Recebi alguns e-mails de leitores gratos pela revelação do personagem flagrado por Danuza Leão, de cuecas, tomando cerveja, na varanda de sua casa, coincidir …

Recebi alguns e-mails de leitores gratos pela revelação do personagem flagrado por Danuza Leão, de cuecas, tomando cerveja, na varanda de sua casa, coincidir com o currículo do então futuro governador do Rio, Marcelo Alencar. Quanto à amiga, de calcinhas e sutiã, também tomando cerveja, fica no anonimato que o título da autobiografia justifica: “Quase tudo”.

Um amigo, pela Internet, chamou minha atenção quanto ao personagem que deu a já famosa bengalada no Zé Dirceu, ex-ministro e deputado federal cassado que trabalha agora, com o escritor Fernando Moraes, num livro biográfico que, tenho certeza, também poderia ter o mesmo título: “Quase Tudo”.

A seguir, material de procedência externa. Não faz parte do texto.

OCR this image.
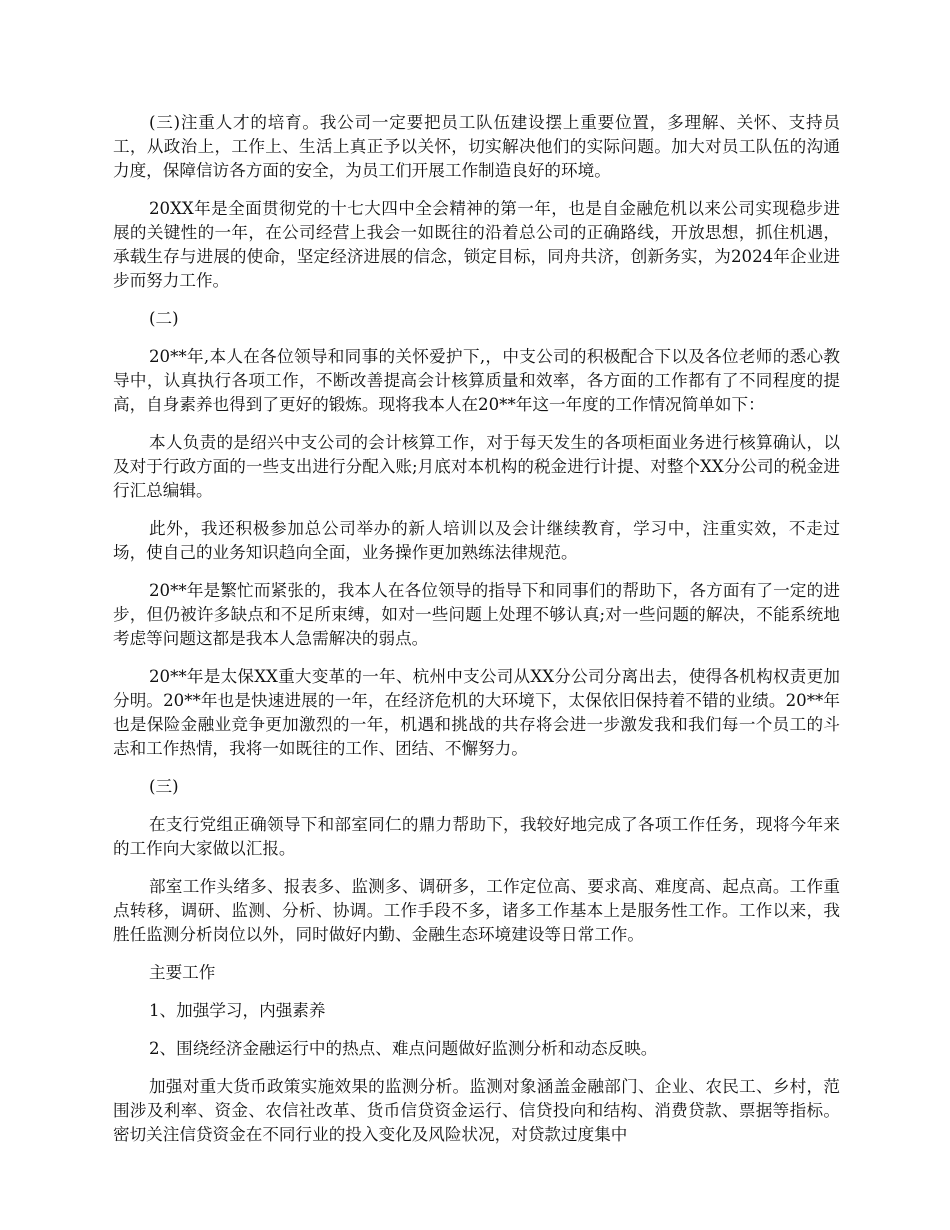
(三)注重人才的培育。我公司一定要把员工队伍建设摆上重要位置，多理解、关怀、支持员工，从政治上，工作上、生活上真正予以关怀，切实解决他们的实际问题。加大对员工队伍的沟通力度，保障信访各方面的安全，为员工们开展工作制造良好的环境。

20XX年是全面贯彻党的十七大四中全会精神的第一年，也是自金融危机以来公司实现稳步进展的关键性的一年，在公司经营上我会一如既往的沿着总公司的正确路线，开放思想，抓住机遇，承载生存与进展的使命，坚定经济进展的信念，锁定目标，同舟共济，创新务实，为2024年企业进步而努力工作。

(二)

20**年,本人在各位领导和同事的关怀爱护下,，中支公司的积极配合下以及各位老师的悉心教导中，认真执行各项工作，不断改善提高会计核算质量和效率，各方面的工作都有了不同程度的提高，自身素养也得到了更好的锻炼。现将我本人在20**年这一年度的工作情况简单如下：

本人负责的是绍兴中支公司的会计核算工作，对于每天发生的各项柜面业务进行核算确认，以及对于行政方面的一些支出进行分配入账;月底对本机构的税金进行计提、对整个XX分公司的税金进行汇总编辑。

此外，我还积极参加总公司举办的新人培训以及会计继续教育，学习中，注重实效，不走过场，使自己的业务知识趋向全面，业务操作更加熟练法律规范。

20**年是繁忙而紧张的，我本人在各位领导的指导下和同事们的帮助下，各方面有了一定的进步，但仍被许多缺点和不足所束缚，如对一些问题上处理不够认真;对一些问题的解决，不能系统地考虑等问题这都是我本人急需解决的弱点。

20**年是太保XX重大变革的一年、杭州中支公司从XX分公司分离出去，使得各机构权责更加分明。20**年也是快速进展的一年，在经济危机的大环境下，太保依旧保持着不错的业绩。20**年也是保险金融业竞争更加激烈的一年，机遇和挑战的共存将会进一步激发我和我们每一个员工的斗志和工作热情，我将一如既往的工作、团结、不懈努力。

(三)

在支行党组正确领导下和部室同仁的鼎力帮助下，我较好地完成了各项工作任务，现将今年来的工作向大家做以汇报。

部室工作头绪多、报表多、监测多、调研多，工作定位高、要求高、难度高、起点高。工作重点转移，调研、监测、分析、协调。工作手段不多，诸多工作基本上是服务性工作。工作以来，我胜任监测分析岗位以外，同时做好内勤、金融生态环境建设等日常工作。

主要工作

1、加强学习，内强素养

2、围绕经济金融运行中的热点、难点问题做好监测分析和动态反映。

加强对重大货币政策实施效果的监测分析。监测对象涵盖金融部门、企业、农民工、乡村，范围涉及利率、资金、农信社改革、货币信贷资金运行、信贷投向和结构、消费贷款、票据等指标。密切关注信贷资金在不同行业的投入变化及风险状况，对贷款过度集中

A imprensa nacional divulgou que o responsável pela bengalada é o cidadão paranaense, Yves Hublet. Não li, em lugar algum, que o cidadão é ator, com atuações no cinema brasileiro, inclusive nos filmes “O Paraíso das Solteironas”, com Mazzaropi e “Independência ou Morte”, com Tarcísio Meira. Agora a coincidência: há anos que o Yves trabalha como Papai Noel, no Shopping Muller, de Curitiba, ao lado do escritório do senador Álvaro Dias. Os fofoqueiros estão jurando que o homem da bengalada foi contratado pela assessoria do senador e encenou a farsa do cidadão ultrajado. Eu, heim?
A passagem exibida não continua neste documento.